- Interactive map of Ilejemeje
- Ilejemeje Location within Nigeria
- Country: Nigeria
- State: Ekiti State
- Headquarter: Iye Ekiti

Government
- • Type: Local Government
- • Local Government Secretary: Ayegbusi Ayomide David oluwatimileyin iyanu

Area
- • Total: 95 km^{2} (37 sq mi)

Population (2006)
- • Total: 43,530
- • Density: 460/km^{2} (1,200/sq mi)
- Time zone: UTC+1 (WAT)
- Postal code: 372

= Ilejemeje =

Ilejemeje is a Local Government Area of Ekiti State, Nigeria, consisting of seven towns. Its present headquarters are in the town of Iye Ekiti.

It has an area of 95 km^{2}, and had a population of 43,530 at the 2006 census. Its postal code is 372.

== Geography ==
Ilejemeje LGA has a total size of 95 square kilometres or 37 square miles with an average temperature of 28 °C. The LGA's average wind speed is 10 km/h, while the area's average humidity is 63%.

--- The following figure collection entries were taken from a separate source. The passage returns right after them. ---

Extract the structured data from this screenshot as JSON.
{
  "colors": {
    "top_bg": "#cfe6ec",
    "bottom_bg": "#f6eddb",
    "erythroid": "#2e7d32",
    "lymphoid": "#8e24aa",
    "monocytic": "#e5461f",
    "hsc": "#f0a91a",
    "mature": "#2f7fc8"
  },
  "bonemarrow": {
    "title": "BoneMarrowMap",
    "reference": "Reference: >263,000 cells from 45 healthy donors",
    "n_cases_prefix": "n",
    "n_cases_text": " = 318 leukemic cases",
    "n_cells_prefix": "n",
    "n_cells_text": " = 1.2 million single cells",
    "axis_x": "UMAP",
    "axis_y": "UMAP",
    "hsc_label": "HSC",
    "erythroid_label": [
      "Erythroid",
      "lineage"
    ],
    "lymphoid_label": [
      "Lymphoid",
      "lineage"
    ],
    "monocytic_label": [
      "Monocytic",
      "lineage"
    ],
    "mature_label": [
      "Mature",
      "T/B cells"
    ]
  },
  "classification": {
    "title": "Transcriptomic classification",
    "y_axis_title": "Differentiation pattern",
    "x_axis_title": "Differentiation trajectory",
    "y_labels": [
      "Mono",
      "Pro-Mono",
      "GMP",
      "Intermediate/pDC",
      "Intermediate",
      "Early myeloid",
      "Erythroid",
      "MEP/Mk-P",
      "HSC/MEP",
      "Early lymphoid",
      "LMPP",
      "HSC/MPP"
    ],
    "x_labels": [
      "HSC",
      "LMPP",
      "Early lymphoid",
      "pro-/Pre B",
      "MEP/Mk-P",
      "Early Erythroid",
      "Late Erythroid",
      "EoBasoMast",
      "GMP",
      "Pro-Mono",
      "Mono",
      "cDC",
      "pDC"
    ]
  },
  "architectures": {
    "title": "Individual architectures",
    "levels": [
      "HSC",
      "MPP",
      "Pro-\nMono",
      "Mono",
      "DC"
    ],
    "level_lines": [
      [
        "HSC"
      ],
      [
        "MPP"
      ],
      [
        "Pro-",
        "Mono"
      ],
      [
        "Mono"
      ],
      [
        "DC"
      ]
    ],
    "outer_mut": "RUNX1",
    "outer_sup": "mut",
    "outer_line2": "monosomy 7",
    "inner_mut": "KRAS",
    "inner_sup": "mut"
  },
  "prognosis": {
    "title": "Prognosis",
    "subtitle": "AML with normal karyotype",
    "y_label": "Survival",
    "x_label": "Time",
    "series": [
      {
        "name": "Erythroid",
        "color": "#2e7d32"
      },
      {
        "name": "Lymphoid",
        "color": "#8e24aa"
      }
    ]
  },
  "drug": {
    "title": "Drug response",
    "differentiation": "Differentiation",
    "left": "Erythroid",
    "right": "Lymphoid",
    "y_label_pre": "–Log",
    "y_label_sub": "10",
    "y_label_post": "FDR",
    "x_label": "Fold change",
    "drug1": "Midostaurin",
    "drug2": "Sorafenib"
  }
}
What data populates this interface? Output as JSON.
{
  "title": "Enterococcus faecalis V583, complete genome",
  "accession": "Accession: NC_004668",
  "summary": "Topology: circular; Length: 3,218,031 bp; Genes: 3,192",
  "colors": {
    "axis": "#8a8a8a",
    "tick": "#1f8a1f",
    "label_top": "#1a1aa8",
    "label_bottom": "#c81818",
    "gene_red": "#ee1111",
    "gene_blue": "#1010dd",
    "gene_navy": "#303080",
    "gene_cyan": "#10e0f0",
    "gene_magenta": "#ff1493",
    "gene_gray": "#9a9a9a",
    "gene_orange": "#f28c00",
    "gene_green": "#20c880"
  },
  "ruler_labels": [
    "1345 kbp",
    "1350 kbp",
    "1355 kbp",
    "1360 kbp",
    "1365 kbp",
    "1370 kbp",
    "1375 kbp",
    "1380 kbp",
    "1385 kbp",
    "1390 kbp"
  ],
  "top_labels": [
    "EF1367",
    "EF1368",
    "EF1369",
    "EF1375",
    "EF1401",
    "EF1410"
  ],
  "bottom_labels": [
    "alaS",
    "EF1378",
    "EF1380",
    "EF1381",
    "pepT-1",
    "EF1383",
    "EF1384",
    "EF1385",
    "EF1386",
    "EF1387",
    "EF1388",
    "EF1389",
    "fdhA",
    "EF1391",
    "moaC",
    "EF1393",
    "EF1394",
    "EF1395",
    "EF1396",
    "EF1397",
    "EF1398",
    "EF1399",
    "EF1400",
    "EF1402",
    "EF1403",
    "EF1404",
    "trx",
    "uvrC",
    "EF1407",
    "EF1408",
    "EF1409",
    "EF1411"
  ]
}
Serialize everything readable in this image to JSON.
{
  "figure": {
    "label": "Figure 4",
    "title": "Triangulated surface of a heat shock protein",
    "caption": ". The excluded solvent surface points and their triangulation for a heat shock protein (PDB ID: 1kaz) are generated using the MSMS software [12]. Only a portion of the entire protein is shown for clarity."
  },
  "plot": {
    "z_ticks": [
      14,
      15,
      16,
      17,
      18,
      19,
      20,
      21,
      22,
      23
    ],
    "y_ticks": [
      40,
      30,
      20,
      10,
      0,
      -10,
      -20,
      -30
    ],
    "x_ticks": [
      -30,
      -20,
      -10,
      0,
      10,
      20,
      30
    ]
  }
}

Geographical coordinates are 7.958367 and 5.23734.

== Economy ==
With a variety of crops farmed in the Ilejemeje LGA, including pepper, coconut, cassava, and cocoa, farming is a significant economic activity for the locals. With various marketplaces in the LGA where a diverse range of goods are bought and sold, trade is also thriving there. Pottery, hunting, and wood carving are among of the other significant economic pursuits of the residents of Ilejemeje LGA.